2011 Worst Year for Elephant Poaching
This event comes at a time when elephant poaching in Central Africa is accelerating. Although international ivory trade has been illegal since a global ban took effect in 1989, demand remains high in several Asian countries. This continues to drive elephant poaching in Africa; a report released earlier this month found that 2011 was the worst year on record for elephant poaching in Africa.
“By setting ablaze its ivory stockpile, Gabon has shown its commitment to stamping out wildlife crime to protect its elephants,” said WWF’s Dr. Richard Carroll who was present at the event. “Thousands of Africa’s elephants are being killed each year for their ivory and if we fail to take action now, decades of conservation efforts will go up in smoke.”

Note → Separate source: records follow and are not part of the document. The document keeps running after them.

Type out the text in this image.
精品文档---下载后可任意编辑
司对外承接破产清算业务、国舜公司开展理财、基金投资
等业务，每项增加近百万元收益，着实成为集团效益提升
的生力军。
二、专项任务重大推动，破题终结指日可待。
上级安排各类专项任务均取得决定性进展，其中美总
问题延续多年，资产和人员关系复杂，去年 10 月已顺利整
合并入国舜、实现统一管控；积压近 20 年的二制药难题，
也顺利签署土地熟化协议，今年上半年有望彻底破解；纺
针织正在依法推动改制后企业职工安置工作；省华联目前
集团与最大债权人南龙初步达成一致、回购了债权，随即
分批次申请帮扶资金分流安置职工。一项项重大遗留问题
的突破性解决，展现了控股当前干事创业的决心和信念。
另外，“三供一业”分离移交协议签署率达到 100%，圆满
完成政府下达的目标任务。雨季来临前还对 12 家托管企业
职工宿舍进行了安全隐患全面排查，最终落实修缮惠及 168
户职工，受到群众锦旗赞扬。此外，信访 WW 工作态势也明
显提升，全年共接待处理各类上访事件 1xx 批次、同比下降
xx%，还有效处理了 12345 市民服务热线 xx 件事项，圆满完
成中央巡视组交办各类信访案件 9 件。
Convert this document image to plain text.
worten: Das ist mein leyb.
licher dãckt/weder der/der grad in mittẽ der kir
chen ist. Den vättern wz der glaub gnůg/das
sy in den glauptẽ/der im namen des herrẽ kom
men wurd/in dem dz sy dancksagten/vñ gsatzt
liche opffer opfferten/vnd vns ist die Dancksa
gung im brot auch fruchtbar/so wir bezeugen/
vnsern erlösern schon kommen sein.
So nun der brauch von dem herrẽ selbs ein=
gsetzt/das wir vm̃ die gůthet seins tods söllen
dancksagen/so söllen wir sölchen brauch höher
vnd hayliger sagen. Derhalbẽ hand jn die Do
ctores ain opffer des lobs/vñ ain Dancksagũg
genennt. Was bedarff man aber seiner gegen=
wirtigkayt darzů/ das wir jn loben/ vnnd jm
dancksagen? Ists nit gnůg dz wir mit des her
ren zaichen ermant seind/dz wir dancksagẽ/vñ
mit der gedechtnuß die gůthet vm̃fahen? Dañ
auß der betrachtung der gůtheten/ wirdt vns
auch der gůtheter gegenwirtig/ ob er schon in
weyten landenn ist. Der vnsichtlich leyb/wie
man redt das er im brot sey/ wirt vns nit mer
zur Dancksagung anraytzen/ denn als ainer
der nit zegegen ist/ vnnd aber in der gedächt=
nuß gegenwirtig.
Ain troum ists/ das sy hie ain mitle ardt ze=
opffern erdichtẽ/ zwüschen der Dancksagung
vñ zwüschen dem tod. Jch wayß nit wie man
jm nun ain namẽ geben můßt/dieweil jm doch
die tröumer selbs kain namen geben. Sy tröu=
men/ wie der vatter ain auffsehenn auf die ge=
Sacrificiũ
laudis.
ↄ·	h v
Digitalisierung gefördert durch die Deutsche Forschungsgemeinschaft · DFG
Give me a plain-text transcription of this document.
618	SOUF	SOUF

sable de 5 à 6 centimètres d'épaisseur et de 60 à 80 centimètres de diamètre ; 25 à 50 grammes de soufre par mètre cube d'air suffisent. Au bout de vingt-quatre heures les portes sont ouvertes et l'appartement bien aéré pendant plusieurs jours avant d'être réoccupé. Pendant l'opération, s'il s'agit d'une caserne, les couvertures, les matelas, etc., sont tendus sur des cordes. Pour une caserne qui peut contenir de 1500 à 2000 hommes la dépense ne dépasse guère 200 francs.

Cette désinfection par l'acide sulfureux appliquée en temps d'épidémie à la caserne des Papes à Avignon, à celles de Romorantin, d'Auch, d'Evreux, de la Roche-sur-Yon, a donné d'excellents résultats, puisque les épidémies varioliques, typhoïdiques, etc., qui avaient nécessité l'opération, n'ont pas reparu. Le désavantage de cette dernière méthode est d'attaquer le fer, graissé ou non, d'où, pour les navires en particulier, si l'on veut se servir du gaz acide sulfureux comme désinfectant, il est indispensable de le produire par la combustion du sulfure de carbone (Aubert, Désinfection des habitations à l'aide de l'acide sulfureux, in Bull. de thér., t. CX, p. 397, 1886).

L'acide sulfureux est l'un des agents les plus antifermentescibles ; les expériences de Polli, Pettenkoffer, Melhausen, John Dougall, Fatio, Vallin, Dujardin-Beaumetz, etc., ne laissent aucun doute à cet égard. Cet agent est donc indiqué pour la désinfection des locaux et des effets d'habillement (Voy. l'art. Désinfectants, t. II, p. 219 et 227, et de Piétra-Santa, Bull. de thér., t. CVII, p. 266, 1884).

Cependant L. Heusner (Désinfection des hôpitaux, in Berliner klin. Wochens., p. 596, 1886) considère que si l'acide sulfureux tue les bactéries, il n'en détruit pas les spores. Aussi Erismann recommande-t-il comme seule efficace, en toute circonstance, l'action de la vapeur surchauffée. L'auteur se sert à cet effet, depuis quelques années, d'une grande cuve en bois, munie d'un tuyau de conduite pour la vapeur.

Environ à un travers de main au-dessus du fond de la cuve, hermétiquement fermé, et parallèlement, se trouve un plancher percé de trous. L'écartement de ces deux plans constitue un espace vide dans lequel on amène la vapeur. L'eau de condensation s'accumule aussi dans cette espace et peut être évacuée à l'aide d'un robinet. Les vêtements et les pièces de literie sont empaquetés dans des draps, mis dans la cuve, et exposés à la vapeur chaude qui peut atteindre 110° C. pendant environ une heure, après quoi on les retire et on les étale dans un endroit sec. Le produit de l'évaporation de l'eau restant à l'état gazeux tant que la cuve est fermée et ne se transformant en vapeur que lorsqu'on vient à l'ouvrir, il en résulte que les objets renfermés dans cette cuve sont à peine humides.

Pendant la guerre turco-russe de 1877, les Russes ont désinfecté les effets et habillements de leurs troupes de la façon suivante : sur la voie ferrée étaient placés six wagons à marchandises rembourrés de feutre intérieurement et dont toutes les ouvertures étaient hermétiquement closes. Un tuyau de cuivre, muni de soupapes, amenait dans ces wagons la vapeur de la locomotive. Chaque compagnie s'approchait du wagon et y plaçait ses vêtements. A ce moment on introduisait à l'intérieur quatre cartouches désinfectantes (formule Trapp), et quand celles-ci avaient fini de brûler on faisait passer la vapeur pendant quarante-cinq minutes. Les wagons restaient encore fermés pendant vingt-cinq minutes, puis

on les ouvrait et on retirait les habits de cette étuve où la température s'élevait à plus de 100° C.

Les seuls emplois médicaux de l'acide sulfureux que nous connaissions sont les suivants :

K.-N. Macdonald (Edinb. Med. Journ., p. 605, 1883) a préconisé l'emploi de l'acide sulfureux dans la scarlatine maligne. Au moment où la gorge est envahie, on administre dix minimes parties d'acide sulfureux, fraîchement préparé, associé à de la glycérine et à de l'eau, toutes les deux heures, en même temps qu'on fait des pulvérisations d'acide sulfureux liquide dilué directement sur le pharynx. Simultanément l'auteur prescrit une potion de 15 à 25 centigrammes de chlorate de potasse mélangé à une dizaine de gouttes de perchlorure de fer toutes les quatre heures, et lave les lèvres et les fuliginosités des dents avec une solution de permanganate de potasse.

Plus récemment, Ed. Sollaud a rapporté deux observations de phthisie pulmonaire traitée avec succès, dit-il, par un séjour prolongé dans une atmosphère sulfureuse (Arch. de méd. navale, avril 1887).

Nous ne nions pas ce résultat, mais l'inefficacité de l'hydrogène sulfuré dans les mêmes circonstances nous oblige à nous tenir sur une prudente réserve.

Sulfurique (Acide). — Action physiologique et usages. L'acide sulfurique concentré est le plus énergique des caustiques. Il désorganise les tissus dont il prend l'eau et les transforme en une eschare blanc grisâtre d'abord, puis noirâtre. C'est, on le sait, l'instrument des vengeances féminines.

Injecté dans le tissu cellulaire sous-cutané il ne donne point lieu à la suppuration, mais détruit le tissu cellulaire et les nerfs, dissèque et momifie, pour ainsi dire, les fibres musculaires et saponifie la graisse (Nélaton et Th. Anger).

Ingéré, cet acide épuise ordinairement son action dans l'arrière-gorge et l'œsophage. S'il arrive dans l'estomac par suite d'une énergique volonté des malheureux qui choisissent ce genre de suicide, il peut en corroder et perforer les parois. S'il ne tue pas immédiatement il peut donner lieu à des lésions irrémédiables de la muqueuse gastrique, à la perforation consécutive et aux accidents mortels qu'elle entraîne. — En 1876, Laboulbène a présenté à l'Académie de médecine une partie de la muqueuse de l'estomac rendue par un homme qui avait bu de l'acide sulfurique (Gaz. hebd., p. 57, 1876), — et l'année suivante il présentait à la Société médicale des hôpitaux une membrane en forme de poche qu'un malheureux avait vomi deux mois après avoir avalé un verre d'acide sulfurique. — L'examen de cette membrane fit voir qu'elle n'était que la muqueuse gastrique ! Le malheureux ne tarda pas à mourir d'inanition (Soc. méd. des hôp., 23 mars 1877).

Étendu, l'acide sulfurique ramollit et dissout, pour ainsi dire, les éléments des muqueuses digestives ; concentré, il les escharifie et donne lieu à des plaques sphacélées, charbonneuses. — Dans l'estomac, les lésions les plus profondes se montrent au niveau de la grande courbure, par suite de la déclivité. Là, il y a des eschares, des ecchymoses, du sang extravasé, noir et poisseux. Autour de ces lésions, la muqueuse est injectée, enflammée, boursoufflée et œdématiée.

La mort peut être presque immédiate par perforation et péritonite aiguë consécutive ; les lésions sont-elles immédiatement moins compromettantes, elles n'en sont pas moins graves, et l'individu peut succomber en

Hear Tom Milliken of TRAFFIC, the world’s largest wildlife trade monitoring network, talks about why Gabon’s commitment is so important:
WWF Works to Stop Wildlife Crime
In response to the alarming increase in elephant poaching the U.S. Government helped put together a workshop in Gabon this past April. At the workshop Gabon announced it would be burning its ivory stockpile. The gathering brought together Central African and Asian governments, specialized UN agencies and international organizations such as INTERPOL and the Kenya Wildlife Service.
After this announcement was made, WWF and TRAFFIC, the world’s largest wildlife trade monitoring network, worked with Gabon to independently audit its government-owned ivory stockpile before any of it was destroyed. The audit ensured that every single piece of ivory was accounted for and none had leaked into illegal trade.
“WWF applauds Gabon and calls on leaders from Central Africa and Asia to band together and break the illegal ivory trade chain,” said Ginette Hemley, Senior Vice President, Conservation Strategy and Science. “WWF stands ready to support grassroots action and global strategies to stop wildlife crime, which jeopardizes the future of some of the planet’s most iconic wildlife.”